I also love the 757, but never had as good a reason as you other than knowing the flight characteristics of the plane. Sad to see them disappearing from the icelandair fleet, is there anything else comparable? The modern 737 variants sure don't seem to be.
I would submit to you that it’s impossible to load the wings at 150% of max load without transferring any of that force into the fuselage. Look at any finite element analysis of complex shapes. The force spreads out from areas of max tension or compression, and goes around corners.
It's probably preferable to have the wing break off than for it to apply sufficient stress to the fuselage that the fuselage disintegrates - you're going to lose the wing either way and if you're in the air that's going to be bad, but if you're on or near the ground it's probably preferable to have an intact fuselage?
There are other parts like that, like the gear struts that are designed to bend and snap instead instead of puncture through the wings, or the centering mechanism on turbofan shafts that's intentionally designed to break off if a blade breaks and cause an imbalance (I think that's what you meant by a "fuse", or did you mean something that rips the engine off altogether? I had never heard of that one).
The "fuse" that holds the engine on the strut is a bolt or a pin that is weaker than the surrounding structure, so it will break first and the engine will fall free.
If the engine loses a fan blade, it will vibrate violently and it's probably better to lose the engine.
I don't know about the other two things you mention. Maybe it's a newer feature than my time :-/
> If the engine loses a fan blade, it will vibrate violently and it's probably better to lose the engine.
That's the idea with a fan blade loss, they didn't want to just drop an engine in that case so the centering mechanism on the turbine has an intentionally weaker part is designed to snap off to allow the spinning turbine to recenter itself as opposed to vibrating the whole structure off and causing more damage.
The gear thing is to prevent puncturing the fuel tanks in the wings on a hard landing.

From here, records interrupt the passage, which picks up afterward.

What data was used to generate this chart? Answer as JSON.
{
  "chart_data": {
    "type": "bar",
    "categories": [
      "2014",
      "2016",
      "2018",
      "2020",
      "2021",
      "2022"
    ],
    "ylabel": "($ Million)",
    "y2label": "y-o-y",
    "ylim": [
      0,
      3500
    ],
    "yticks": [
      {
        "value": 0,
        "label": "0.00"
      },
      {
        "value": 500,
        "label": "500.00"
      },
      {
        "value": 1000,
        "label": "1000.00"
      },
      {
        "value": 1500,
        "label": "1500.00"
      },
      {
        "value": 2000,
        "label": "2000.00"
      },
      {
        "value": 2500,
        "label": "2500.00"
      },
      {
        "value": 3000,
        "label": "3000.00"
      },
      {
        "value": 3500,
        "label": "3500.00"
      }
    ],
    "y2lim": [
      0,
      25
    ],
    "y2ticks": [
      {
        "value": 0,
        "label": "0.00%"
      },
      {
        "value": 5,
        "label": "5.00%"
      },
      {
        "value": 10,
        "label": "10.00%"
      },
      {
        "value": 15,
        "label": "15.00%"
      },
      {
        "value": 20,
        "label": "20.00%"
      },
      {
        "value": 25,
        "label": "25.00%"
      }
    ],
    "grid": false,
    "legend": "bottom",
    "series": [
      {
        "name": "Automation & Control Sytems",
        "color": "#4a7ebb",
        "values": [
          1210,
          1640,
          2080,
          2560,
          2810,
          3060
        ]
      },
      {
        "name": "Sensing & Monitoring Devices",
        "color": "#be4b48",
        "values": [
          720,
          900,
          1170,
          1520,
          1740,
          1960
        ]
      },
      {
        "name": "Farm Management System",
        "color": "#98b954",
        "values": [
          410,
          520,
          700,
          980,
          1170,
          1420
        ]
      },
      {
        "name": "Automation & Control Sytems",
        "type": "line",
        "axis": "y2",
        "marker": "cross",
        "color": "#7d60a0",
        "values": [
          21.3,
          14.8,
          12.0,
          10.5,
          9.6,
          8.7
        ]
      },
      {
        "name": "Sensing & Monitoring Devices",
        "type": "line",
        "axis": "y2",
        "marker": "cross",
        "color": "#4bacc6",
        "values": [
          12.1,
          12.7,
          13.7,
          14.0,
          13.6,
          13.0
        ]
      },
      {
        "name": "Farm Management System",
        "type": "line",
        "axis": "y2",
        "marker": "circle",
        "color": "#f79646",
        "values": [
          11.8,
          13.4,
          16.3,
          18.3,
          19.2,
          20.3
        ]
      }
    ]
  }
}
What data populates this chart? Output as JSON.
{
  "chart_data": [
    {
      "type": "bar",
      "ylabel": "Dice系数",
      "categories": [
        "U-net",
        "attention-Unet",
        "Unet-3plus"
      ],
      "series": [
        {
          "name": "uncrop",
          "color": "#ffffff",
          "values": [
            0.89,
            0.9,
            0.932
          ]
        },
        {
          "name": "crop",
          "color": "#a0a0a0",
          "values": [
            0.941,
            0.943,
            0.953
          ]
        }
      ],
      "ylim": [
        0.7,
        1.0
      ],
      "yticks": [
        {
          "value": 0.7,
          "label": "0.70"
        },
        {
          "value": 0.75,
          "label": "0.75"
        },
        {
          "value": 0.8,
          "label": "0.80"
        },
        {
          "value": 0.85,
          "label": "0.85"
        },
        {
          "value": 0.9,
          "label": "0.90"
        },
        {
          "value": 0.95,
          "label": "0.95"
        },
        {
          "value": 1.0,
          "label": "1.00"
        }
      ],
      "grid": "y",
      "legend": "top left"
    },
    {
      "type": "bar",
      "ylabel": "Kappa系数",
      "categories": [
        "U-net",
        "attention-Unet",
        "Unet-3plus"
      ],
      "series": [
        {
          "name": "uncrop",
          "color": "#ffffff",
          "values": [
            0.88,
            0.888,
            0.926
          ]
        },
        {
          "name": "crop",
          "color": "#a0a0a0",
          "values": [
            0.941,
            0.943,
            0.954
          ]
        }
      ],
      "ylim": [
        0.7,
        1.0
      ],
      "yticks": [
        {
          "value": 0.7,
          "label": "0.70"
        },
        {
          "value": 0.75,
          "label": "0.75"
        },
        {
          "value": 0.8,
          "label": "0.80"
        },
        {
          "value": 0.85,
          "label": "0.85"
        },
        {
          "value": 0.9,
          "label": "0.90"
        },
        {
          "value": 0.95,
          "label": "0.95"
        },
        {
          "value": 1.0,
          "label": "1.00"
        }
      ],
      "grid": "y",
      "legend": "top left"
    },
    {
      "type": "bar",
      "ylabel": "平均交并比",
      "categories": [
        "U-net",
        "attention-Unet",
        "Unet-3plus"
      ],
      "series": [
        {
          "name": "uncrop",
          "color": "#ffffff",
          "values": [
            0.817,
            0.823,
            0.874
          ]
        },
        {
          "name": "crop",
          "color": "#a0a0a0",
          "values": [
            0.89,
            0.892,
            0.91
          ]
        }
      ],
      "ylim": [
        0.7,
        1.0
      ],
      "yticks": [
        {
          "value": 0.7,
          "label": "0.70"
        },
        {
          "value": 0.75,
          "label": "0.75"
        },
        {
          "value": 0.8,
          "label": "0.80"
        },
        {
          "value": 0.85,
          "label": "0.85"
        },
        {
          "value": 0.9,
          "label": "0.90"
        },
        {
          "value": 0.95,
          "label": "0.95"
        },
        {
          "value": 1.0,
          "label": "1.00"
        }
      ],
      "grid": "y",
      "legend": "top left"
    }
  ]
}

It's preferable to snap off the gear, otherwise leaking fuel has a good chance of it immediately igniting.
Small RC model planes often have the wings only loosely held on, such as by elastic bands, anticipating that the kids flying them will send them pinwheeling into the ground a few times while learning to operate them.
But yes, in a full size passenger aircraft I would expect the specification for wings falling off to say "avoid"
In normal operation, an aeroplane lands with enough fuel for one go-around and re-attempt at landing at the chosen airport, plus enough for diversion to their alternate, plus an additional 30 minutes of flight.
If an aircraft is anticipated to land with fuel for 30 minutes or less they must make a mayday call, and there's an incident report to fill in.
Yes they want to land with as little fuel as possible, but regulations require them to carry more because we know what happens when you let airlines carry less.
That's not really accurate. Commercial airliners typically land with significant reserve fuel remaining on board. If a post crash fire ignites and isn't rapidly put out then that reserve fuel will be plenty to destroy the aircraft and kill everyone who doesn't evacuate quickly.
I'm more surprised the wing rupture didn't cause a fire/explosion because this is where most of the fuel is stored.